Even by managing the properties herself and keeping them rented 75% of the year at $1,100 a week, she couldn’t find a way to make a third purchase in the complex work, so she’s bought two cheaper properties elsewhere.

Still, what started as a way to afford a vacation home has become a part-time business, Swift says, and she credits Karpinski’s help in making it possible.

4 big questions to ask yourself first

If you’re considering buying and renting out a second home, ask yourself the following questions:

  • Are you ready to do the research? You’ll need to come up with a lot of numbers, including an estimate of how many weeks the property is likely to be rented and all your monthly costs (including, but not limited to, mortgage, insurance, property and sales taxes, advertising, maintenance, repairs and cleaning). Talk with a number of real estate agents and other owners in the complex or area about their experience with rentals so you can more accurately gauge the demand and income potential.

You’d be smart to get a tax professional’s help to sort through the potential write-offs and what they could mean for your bottom line. You’ll also need to research any local laws, covenants or property restrictions that could affect your ability to rent the property.

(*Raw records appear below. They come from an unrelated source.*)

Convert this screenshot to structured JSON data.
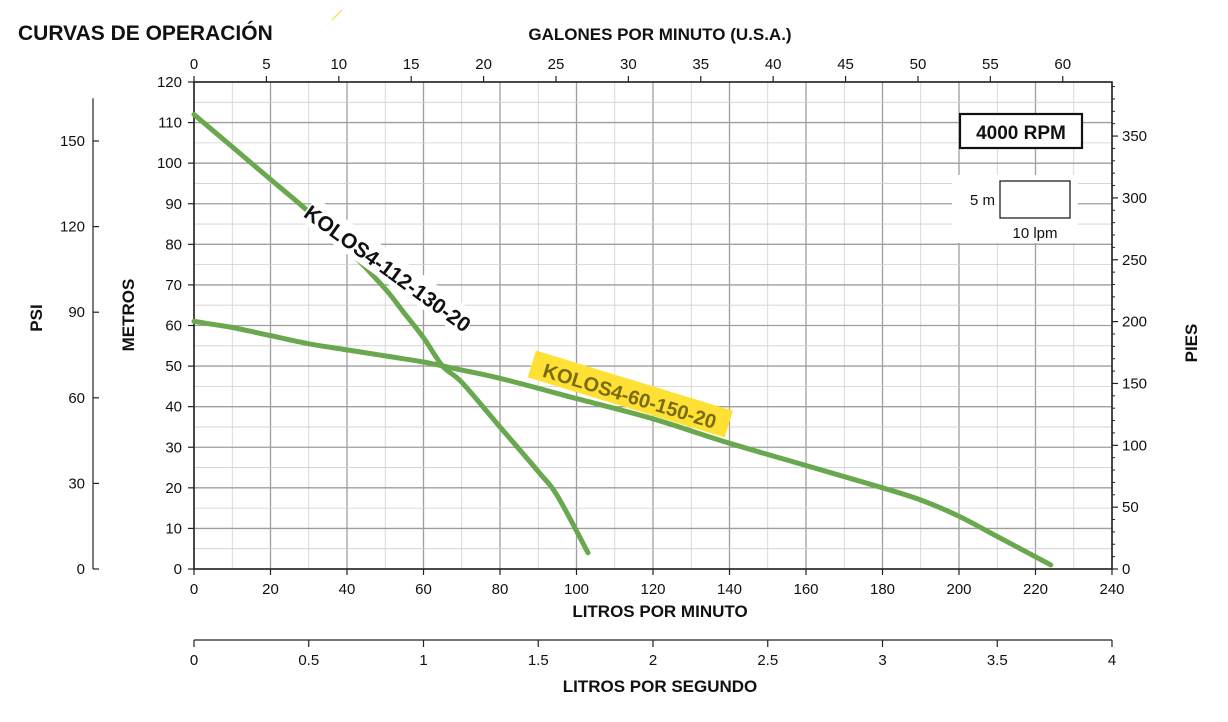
{
  "chart_data": {
    "type": "line",
    "title": "CURVAS DE OPERACIÓN",
    "xlabel": "LITROS POR MINUTO",
    "ylabel": "METROS",
    "xlim": [
      0,
      240
    ],
    "ylim": [
      0,
      120
    ],
    "x_ticks": [
      "0",
      "20",
      "40",
      "60",
      "80",
      "100",
      "120",
      "140",
      "160",
      "180",
      "200",
      "220",
      "240"
    ],
    "y_ticks": [
      "0",
      "10",
      "20",
      "30",
      "40",
      "50",
      "60",
      "70",
      "80",
      "90",
      "100",
      "110",
      "120"
    ],
    "top_axis": {
      "label": "GALONES POR MINUTO (U.S.A.)",
      "ticks": [
        "0",
        "5",
        "10",
        "15",
        "20",
        "25",
        "30",
        "35",
        "40",
        "45",
        "50",
        "55",
        "60"
      ]
    },
    "left_axis": {
      "label": "PSI",
      "ticks": [
        "0",
        "30",
        "60",
        "90",
        "120",
        "150"
      ]
    },
    "right_axis": {
      "label": "PIES",
      "ticks": [
        "0",
        "50",
        "100",
        "150",
        "200",
        "250",
        "300",
        "350"
      ]
    },
    "bottom_axis": {
      "label": "LITROS POR SEGUNDO",
      "ticks": [
        "0",
        "0.5",
        "1",
        "1.5",
        "2",
        "2.5",
        "3",
        "3.5",
        "4"
      ]
    },
    "rpm_label": "4000 RPM",
    "scale_box": {
      "vertical": "5 m",
      "horizontal": "10 lpm"
    },
    "grid": true,
    "series": [
      {
        "name": "KOLOS4-112-130-20",
        "color": "#6aa84f",
        "label_bg": "",
        "x": [
          0,
          10,
          20,
          30,
          40,
          50,
          55,
          60,
          65,
          70,
          80,
          90,
          95,
          103
        ],
        "y": [
          112,
          104,
          96,
          88,
          79,
          69,
          63,
          57,
          50,
          46,
          35,
          24,
          18,
          4
        ]
      },
      {
        "name": "KOLOS4-60-150-20",
        "color": "#6aa84f",
        "label_bg": "#ffe135",
        "x": [
          0,
          10,
          20,
          30,
          40,
          50,
          60,
          70,
          80,
          100,
          120,
          140,
          160,
          180,
          190,
          200,
          210,
          224
        ],
        "y": [
          61,
          59.5,
          57.5,
          55.5,
          54,
          52.5,
          51,
          49,
          47,
          42,
          37,
          31,
          25.5,
          20,
          17,
          13,
          8,
          1
        ]
      }
    ]
  }
}
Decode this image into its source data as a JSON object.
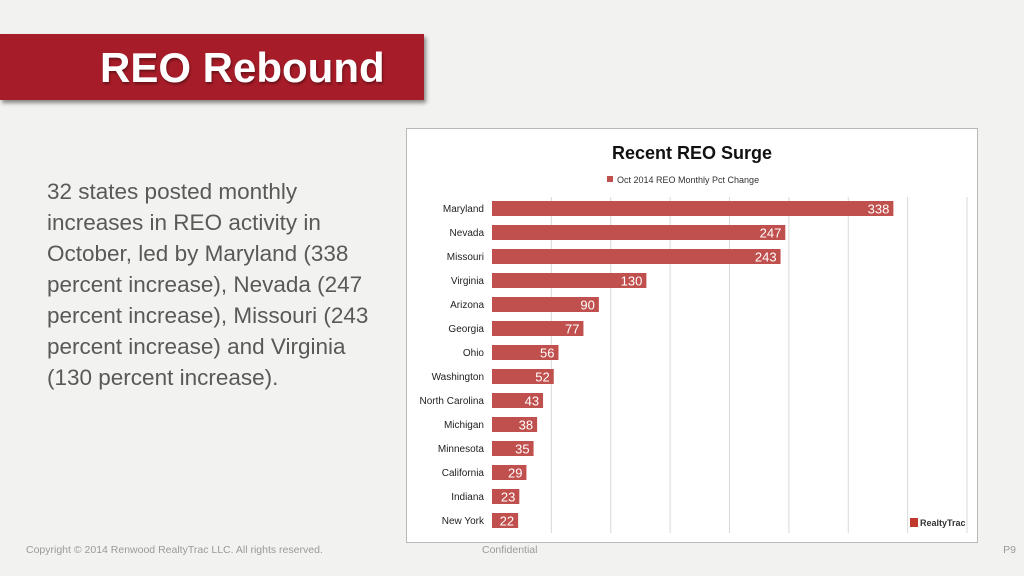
{
  "slide": {
    "title": "REO Rebound",
    "body": "32 states posted monthly increases in REO activity in October, led by Maryland (338 percent increase), Nevada (247 percent increase), Missouri (243 percent increase) and Virginia (130 percent increase).",
    "footer_left": "Copyright © 2014 Renwood RealtyTrac LLC. All rights reserved.",
    "footer_center": "Confidential",
    "page": "P9"
  },
  "chart_data": {
    "type": "bar",
    "orientation": "horizontal",
    "title": "Recent REO Surge",
    "legend_position": "top",
    "categories": [
      "Maryland",
      "Nevada",
      "Missouri",
      "Virginia",
      "Arizona",
      "Georgia",
      "Ohio",
      "Washington",
      "North Carolina",
      "Michigan",
      "Minnesota",
      "California",
      "Indiana",
      "New York"
    ],
    "series": [
      {
        "name": "Oct 2014 REO Monthly Pct Change",
        "color": "#c0504d",
        "values": [
          338,
          247,
          243,
          130,
          90,
          77,
          56,
          52,
          43,
          38,
          35,
          29,
          23,
          22
        ]
      }
    ],
    "xlim": [
      0,
      400
    ],
    "grid": "vertical",
    "data_labels": true,
    "logo_text": "RealtyTrac"
  }
}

  • Are you willing to give up the use of your property during the peak season? This is the conflict that keeps many vacation homes from being profitable. Demand for your property is likely to be the highest in the weeks your family most wants to be there.
  • Are you willing to put in the necessary work? You’ll be the one posting advertisements, answering e-mails and phone calls, screening tenants, hiring cleaning crews and calling plumbers. You may need to make some unscheduled, last-minute trips to the property if there’s an emergency (although Karpinski says most problems can be handled over the phone).
  • Can you hold on if things get tough? Real estate prices are booming in most resort areas, but there’s no guarantee that trend will continue. If appreciation slows or even reverses, it could take many years before your property rises in value enough to offset the substantial costs of buying and selling the property.